Time and time again, I am brought back to Eleanor Roosevelt’s inspiring quote: “You must do the thing you think you cannot do.” Once you look fear in the eye and emerge alive, you realize that a lot of that fear was irrational and existed only in your head. No matter how badly you handled the situation, you WILL emerge more confident. Why? Because you looked fear in the face and survived. The next time a similar situation rolls around, you may still experience that same fear and ensuing physiological reaction. No one said it would be comfortable. But this time around, you will be grounded with the knowledge that you will survive. Your worst nightmare came to fruition, but you survived it.

Another quote I love is that of esteemed UCLA basketball coach, John Wooden. He said, “Do not let what you cannot do interfere with what you can do. We can have no progress without change, whether it be basketball or anything else.” Sure, I may have regressed in terms of my speaking ability. I may not be the speaker I envision myself being… yet. It’s that last word– YET– that makes such a profound difference in your thinking. It’s the hallmark of the growth mindset, which is rooted in the belief that one can transcend one’s present abilities and improve, with patience and practice.

I am excited to see how far I can go as an orator. I love challenges, and I guess that’s one thing I sorely missed, upon returning home after college. Every day at UCLA, I was challenged, be it intellectually, socially, psychologically.
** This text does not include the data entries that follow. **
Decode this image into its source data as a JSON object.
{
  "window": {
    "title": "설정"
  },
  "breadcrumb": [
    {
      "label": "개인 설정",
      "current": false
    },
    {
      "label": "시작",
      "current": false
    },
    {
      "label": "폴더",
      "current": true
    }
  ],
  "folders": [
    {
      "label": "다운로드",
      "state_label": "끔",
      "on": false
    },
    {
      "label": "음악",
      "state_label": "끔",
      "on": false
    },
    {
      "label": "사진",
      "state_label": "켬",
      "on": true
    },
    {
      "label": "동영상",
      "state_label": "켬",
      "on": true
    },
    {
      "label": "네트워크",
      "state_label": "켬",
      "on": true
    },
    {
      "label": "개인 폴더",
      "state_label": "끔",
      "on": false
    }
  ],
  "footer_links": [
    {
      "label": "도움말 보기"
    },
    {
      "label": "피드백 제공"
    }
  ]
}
While challenges may not be comfortable, they sure as hell make you grow tremendously as a person.

I will continue to attend these Toastmaster’s meetings. In fact, I plan on joining multiple chapters of Toastmaster’s– one in San Carlos, and two in Redwood City– so I’ll be getting in practice at least once a week. I know, I just know, that in time, I will be a great public speaker. I overcame my fear once. I can do it again.

Getting Back on the Horse

Hi guys! It’s currently 1:54am on this Wednesday morning. Sleep isn’t coming easy tonight, so I decided to write a blog post!

Today was a productive day. I worked, went to group therapy and took a group dance lesson that got me sweating like crazy. It was the first time in a long while that I felt proud of myself.

My whole life, I was taught to do strive for excellence in everything I do, be it gymnastics, school, or dance. These past 6 months back home have been difficult, to say the least. Perhaps worst of all has been my loss of direction and discipline. For the first time in my life, I am no longer a student. It didn’t dawn on me how big an impact such a transition would have on me and my identity. Without school as my anchor and compass, I was left feeling lost and confused. How do I go about my days, without classes or extracurriculars filling up my time? Of course, going into my gap year, I had many goals for myself. Work. Dance. Figure skate. Write. But my pursuit of these goals was sidelined by mental health issues, as well as the difficulty many newly-minted college graduates face when transitioning out of school. The post-grad depression hit me like a truck. I spent my days lying in bed at home, not really doing anything with my life. I led a miserable, stagnant, listless existence. I longed for that passion, that burning flame, that discipline that I had in college.

But today… today I finally found hope. Hope that with time and patience, things will get better. And they are getting better! I’m getting back into dancing. Going to therapy and acupuncture every week. Working as a tutor to financially support my dancing– although I am struggling a bit in this realm, since ballroom dancing is super expensive. Slowly but surely, I’m getting back on the horse.

I have no doubt that once I find my direction once more, I will be unstoppable in the pursuit of my long-term goals. That’s just the type of person I am. I identify a goal and go full-throttle to achieve it. And more often than not, I do achieve these goals. But my hunger for success is never satiated. I always strive for more, to improve and grow and reach my maximum potential. I’m type-A to the core. I am passionate. And I dream big.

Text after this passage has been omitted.